Hamilton was nonetheless in the starting lineup for Tuesday's game against the Royals, batting fifth but confined to designated hitter because the illness is manageable in the batter's box, not so much when constantly running around the outfield. Hamilton ended up homering in the sixth inning as the Angels won, 6-2.
He's vehement in saying this won't keep him out of the lineup, and he's quick to dismiss it as an excuse for his struggles.
"I've felt bad plenty of times and played and done well," said Hamilton, who has a .212/.261/.344 slash line despite getting two hits in Monday's loss. "This has nothing to do with that. It's more of, I'd say probably being out-on-the-field type of thing -- run the bases, then go out on the field, combined with lights and all that stuff. It's not the best thing at this moment."

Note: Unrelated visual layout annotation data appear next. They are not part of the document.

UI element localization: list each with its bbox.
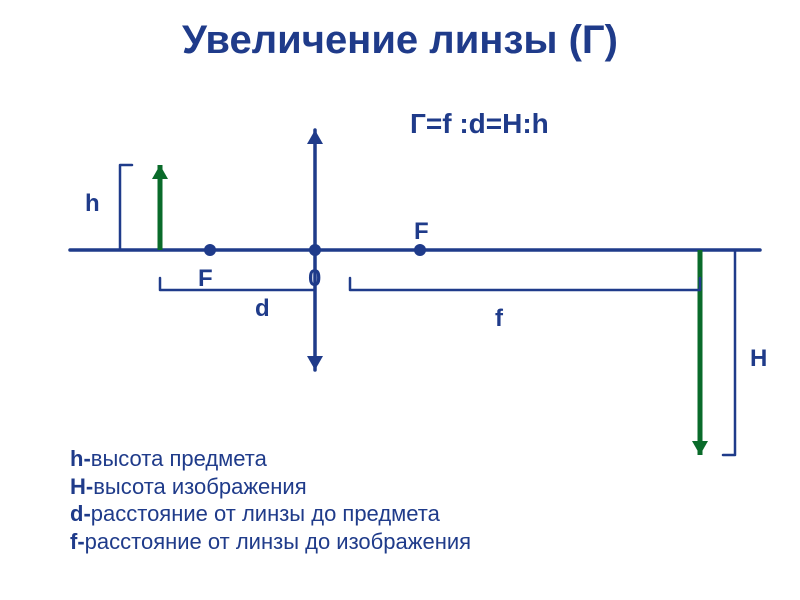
legend-text: расстояние от линзы до изображения	[85, 529, 471, 554]
legend-sym: d-	[70, 501, 91, 526]
legend-sym: h-	[70, 446, 91, 471]
legend-sym: H-	[70, 474, 93, 499]
legend-line-h: h-высота предмета	[70, 445, 730, 473]
legend-line-f: f-расстояние от линзы до изображения	[70, 528, 730, 556]
diagram-stage: Увеличение линзы (Г) Г=f :d=H:h h F 0 F …	[0, 0, 800, 600]
legend-text: высота изображения	[93, 474, 306, 499]
legend-text: расстояние от линзы до предмета	[91, 501, 440, 526]
legend-line-H: H-высота изображения	[70, 473, 730, 501]
legend-line-d: d-расстояние от линзы до предмета	[70, 500, 730, 528]
legend-sym: f-	[70, 529, 85, 554]
legend: h-высота предмета H-высота изображения d…	[70, 445, 730, 555]
legend-text: высота предмета	[91, 446, 267, 471]
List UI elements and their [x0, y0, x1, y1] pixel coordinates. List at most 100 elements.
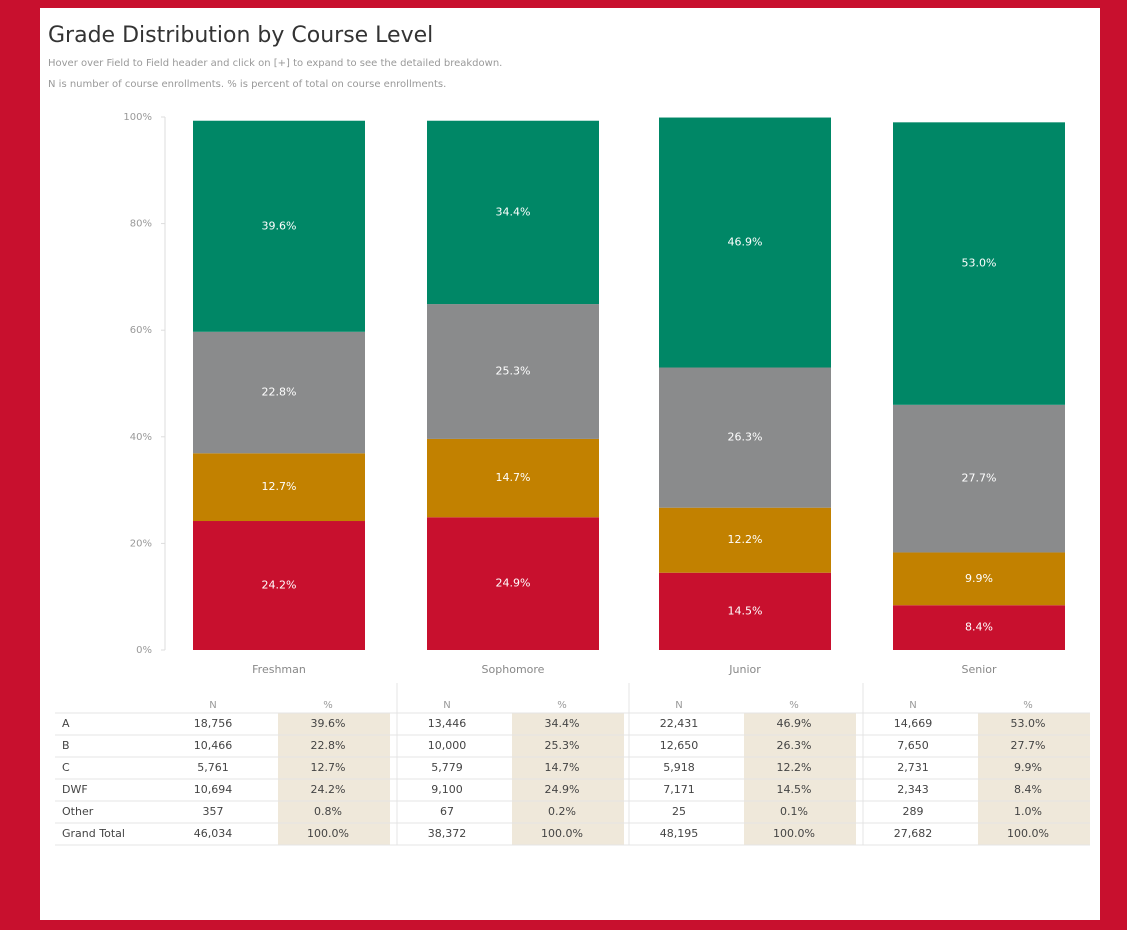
- y-tick-label: 60%: [130, 325, 152, 336]
- data-label: 14.7%: [496, 471, 531, 484]
- row-label: C: [62, 761, 70, 774]
- row-label: A: [62, 717, 70, 730]
- table-cell: 9.9%: [1014, 761, 1042, 774]
- bar-segment: [893, 552, 1065, 606]
- table-cell: 14.5%: [777, 783, 812, 796]
- x-tick-label: Freshman: [252, 663, 306, 676]
- bar-segment: [659, 117, 831, 368]
- table-cell: 13,446: [428, 717, 467, 730]
- data-label: 14.5%: [728, 604, 763, 617]
- column-header: %: [789, 700, 799, 711]
- table-cell: 100.0%: [307, 827, 349, 840]
- table-cell: 10,466: [194, 739, 233, 752]
- bar-segment: [427, 438, 599, 518]
- bar-segment: [193, 120, 365, 332]
- table-cell: 34.4%: [545, 717, 580, 730]
- x-tick-label: Sophomore: [482, 663, 545, 676]
- table-cell: 14,669: [894, 717, 933, 730]
- bar-segment: [893, 122, 1065, 405]
- bar-segment: [193, 453, 365, 522]
- bar-segment: [893, 605, 1065, 650]
- subtitle: Hover over Field to Field header and cli…: [48, 58, 502, 69]
- table-cell: 25: [672, 805, 686, 818]
- bar-segment: [427, 120, 599, 305]
- row-label: B: [62, 739, 70, 752]
- table-cell: 53.0%: [1011, 717, 1046, 730]
- table-cell: 8.4%: [1014, 783, 1042, 796]
- data-label: 12.7%: [262, 480, 297, 493]
- table-cell: 9,100: [431, 783, 463, 796]
- data-label: 27.7%: [962, 472, 997, 485]
- table-cell: 67: [440, 805, 454, 818]
- column-header: %: [1023, 700, 1033, 711]
- table-cell: 0.1%: [780, 805, 808, 818]
- x-tick-label: Junior: [728, 663, 761, 676]
- row-label: Other: [62, 805, 94, 818]
- table-cell: 5,779: [431, 761, 463, 774]
- bar-segment: [659, 507, 831, 573]
- column-header: %: [557, 700, 567, 711]
- data-label: 26.3%: [728, 431, 763, 444]
- chart-title: Grade Distribution by Course Level: [48, 23, 433, 48]
- bar-segment: [659, 367, 831, 508]
- data-label: 24.9%: [496, 577, 531, 590]
- data-label: 9.9%: [965, 572, 993, 585]
- table-cell: 1.0%: [1014, 805, 1042, 818]
- column-header: N: [443, 700, 450, 711]
- table-cell: 100.0%: [541, 827, 583, 840]
- table-cell: 5,761: [197, 761, 229, 774]
- table-cell: 12.7%: [311, 761, 346, 774]
- y-tick-label: 40%: [130, 432, 152, 443]
- table-cell: 100.0%: [773, 827, 815, 840]
- table-cell: 46,034: [194, 827, 233, 840]
- bar-segment: [659, 572, 831, 650]
- table-cell: 27.7%: [1011, 739, 1046, 752]
- data-label: 12.2%: [728, 533, 763, 546]
- table-cell: 27,682: [894, 827, 933, 840]
- y-tick-label: 0%: [136, 645, 152, 656]
- table-cell: 38,372: [428, 827, 467, 840]
- table-cell: 0.8%: [314, 805, 342, 818]
- data-label: 34.4%: [496, 205, 531, 218]
- data-label: 25.3%: [496, 365, 531, 378]
- chart: Grade Distribution by Course Level Hover…: [48, 23, 1090, 846]
- table-cell: 22,431: [660, 717, 699, 730]
- y-tick-label: 20%: [130, 538, 152, 549]
- table-cell: 5,918: [663, 761, 695, 774]
- table-cell: 12,650: [660, 739, 699, 752]
- data-label: 46.9%: [728, 236, 763, 249]
- table-cell: 2,343: [897, 783, 929, 796]
- table-cell: 7,171: [663, 783, 695, 796]
- table-cell: 24.9%: [545, 783, 580, 796]
- table-cell: 26.3%: [777, 739, 812, 752]
- table-cell: 18,756: [194, 717, 233, 730]
- data-label: 53.0%: [962, 257, 997, 270]
- table-cell: 10,000: [428, 739, 467, 752]
- table-cell: 48,195: [660, 827, 699, 840]
- column-header: N: [209, 700, 216, 711]
- table-cell: 22.8%: [311, 739, 346, 752]
- data-label: 22.8%: [262, 386, 297, 399]
- table-cell: 25.3%: [545, 739, 580, 752]
- bar-segment: [193, 521, 365, 650]
- table-cell: 39.6%: [311, 717, 346, 730]
- row-label: Grand Total: [62, 827, 125, 840]
- bar-segment: [427, 517, 599, 650]
- table-cell: 10,694: [194, 783, 233, 796]
- table-cell: 100.0%: [1007, 827, 1049, 840]
- data-label: 39.6%: [262, 219, 297, 232]
- bar-segment: [427, 304, 599, 439]
- table-cell: 289: [903, 805, 924, 818]
- bar-segment: [193, 331, 365, 454]
- column-header: N: [909, 700, 916, 711]
- subtitle: N is number of course enrollments. % is …: [48, 79, 446, 90]
- column-header: N: [675, 700, 682, 711]
- panel: Grade Distribution by Course Level Hover…: [40, 8, 1100, 920]
- y-tick-label: 80%: [130, 219, 152, 230]
- table-cell: 24.2%: [311, 783, 346, 796]
- bar-segment: [893, 404, 1065, 553]
- x-tick-label: Senior: [961, 663, 997, 676]
- data-label: 8.4%: [965, 621, 993, 634]
- table-cell: 14.7%: [545, 761, 580, 774]
- table-cell: 2,731: [897, 761, 929, 774]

Hamilton received a shot before leaving for Houston and felt better. But the cold of Chicago made it worse and, most frightening of all, the issue appears to be sensitive to Southern California's climate. While with the Rangers last September, Hamilton missed the last two games of a three-game series against the Angels, then another three because of a vision condition called "ocular keratitis," which impacts the cornea.
But the 31-year-old said that was directly linked to consuming too much caffeine. This, he added, "is an actual sickness."
Now that Hamilton will be in Southern California long-term, via the five-year, $125 million contract he signed in December, he'll seek a permanent solution by seeing an allergist soon. For now, he's between antibiotics, trying to figure out something that will at least temporarily get rid of the problem -- or, as he describes it, "put a Band-Aid on it."
Asked if getting rid of the problem entirely would force him to go on the disabled list, Hamilton said: "No, absolutely not. Because if that's the case, we'll just put Band-Aids on it until the offseason comes."